My Dunedin friend Alan wrote this down yesterday after a visit to old Ted.
['Trampers' are bushwalkers.]
[Deer-shooting is a Fiordland activity.]
Ted [Alan writes] regaled us with yarns. For example:
Murray Gunn used to have a tourist camp ('Gunn's Camp') out at the start of
the Hollyford Track in Fiordland, and the conservation department (DOC)

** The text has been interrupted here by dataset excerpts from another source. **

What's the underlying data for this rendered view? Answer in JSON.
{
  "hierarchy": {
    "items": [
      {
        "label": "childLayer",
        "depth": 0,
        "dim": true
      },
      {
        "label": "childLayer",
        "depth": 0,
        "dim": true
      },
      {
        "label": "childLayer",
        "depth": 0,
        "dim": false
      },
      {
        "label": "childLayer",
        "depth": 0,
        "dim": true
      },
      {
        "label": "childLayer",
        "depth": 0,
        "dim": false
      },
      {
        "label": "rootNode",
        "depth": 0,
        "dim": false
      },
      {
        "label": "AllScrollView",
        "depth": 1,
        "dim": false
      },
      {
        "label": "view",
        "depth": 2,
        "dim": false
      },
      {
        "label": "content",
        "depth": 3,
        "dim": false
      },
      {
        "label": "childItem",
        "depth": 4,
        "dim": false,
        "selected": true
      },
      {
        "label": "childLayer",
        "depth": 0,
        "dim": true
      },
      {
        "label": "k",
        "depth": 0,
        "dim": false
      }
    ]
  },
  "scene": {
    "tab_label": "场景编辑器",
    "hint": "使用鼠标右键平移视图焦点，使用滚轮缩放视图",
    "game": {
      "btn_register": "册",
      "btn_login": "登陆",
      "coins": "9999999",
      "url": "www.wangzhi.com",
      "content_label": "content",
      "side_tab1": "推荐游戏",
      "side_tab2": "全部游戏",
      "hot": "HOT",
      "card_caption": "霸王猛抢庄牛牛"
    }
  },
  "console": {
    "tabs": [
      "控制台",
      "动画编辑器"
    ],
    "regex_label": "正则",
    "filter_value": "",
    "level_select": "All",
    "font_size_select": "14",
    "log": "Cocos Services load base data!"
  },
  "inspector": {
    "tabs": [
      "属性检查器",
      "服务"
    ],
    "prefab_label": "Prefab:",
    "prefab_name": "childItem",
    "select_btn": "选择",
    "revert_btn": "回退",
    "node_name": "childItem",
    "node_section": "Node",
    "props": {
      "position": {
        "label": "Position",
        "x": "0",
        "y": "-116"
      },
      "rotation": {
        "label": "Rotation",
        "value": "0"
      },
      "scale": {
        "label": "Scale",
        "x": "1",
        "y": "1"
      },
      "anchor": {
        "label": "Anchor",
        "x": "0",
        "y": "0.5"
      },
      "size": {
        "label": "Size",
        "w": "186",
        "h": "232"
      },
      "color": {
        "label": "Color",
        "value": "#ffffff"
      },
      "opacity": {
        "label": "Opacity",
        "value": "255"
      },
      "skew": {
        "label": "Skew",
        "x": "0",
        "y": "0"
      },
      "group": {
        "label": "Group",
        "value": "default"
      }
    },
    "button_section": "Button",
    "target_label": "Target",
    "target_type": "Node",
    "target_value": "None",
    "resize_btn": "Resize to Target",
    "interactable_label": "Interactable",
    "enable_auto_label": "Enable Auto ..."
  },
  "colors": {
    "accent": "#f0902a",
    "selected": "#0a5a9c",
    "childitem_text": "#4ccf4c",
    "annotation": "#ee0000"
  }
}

hated this and tried to get him moved off for several years. One reason was
that he kept an elderly brown horse, whose horse-shit contained oats which
then infested the conservation land.
Gunn became worried that someone would shoot his old horse, so he found some
white paint and painted, in large capitals, HORSE on one side of the beast;
but then he found he was running short of white paint, so on the other side,
he painted COW with what remained. And all went well for the old horse until
one year it dropped dead - but unfortunately right on the bank of the
Hollyford River.
The next flood took the HORSE/COW and floated it downstream until it fetched
up on a rock, directly under the one bridge over which DOC-sponsored
trampers crossed the river as they followed the track. And in due course it
rotted and became (said Ted) a seething mass of maggots - which upset the
trampers.
The DOC people went to Gunn and said, You've got to shift your horse! - to
which Gunn said, It's not my horse. Yes it, is, look at what it's got
painted on it - that's your work! Oh no it's not, said he - anybody could
have painted that! And stood his ground.
So the DOC people went to the Ministry of Works gang on the Milford Road and
offered $100 to anyone who would remove the carcase from the rock; and a
couple of likely lads took up the contract. They nicked a quantity of
Gelignite from the MWD store, placed it under the horse, ran the wires a
safe distance away to the plunger, checked there were no trampers in the
offing, and pressed the plunger. BOOM! - and unfortunately, because the
charge was under the horse and on top of the rock, the explosion threw the
horse straight through the bridge, and destroyed it completely. And it cost
DOC $100,000 to replace the bridge.
Don't you agree this cries out to be made over into a bush ballad?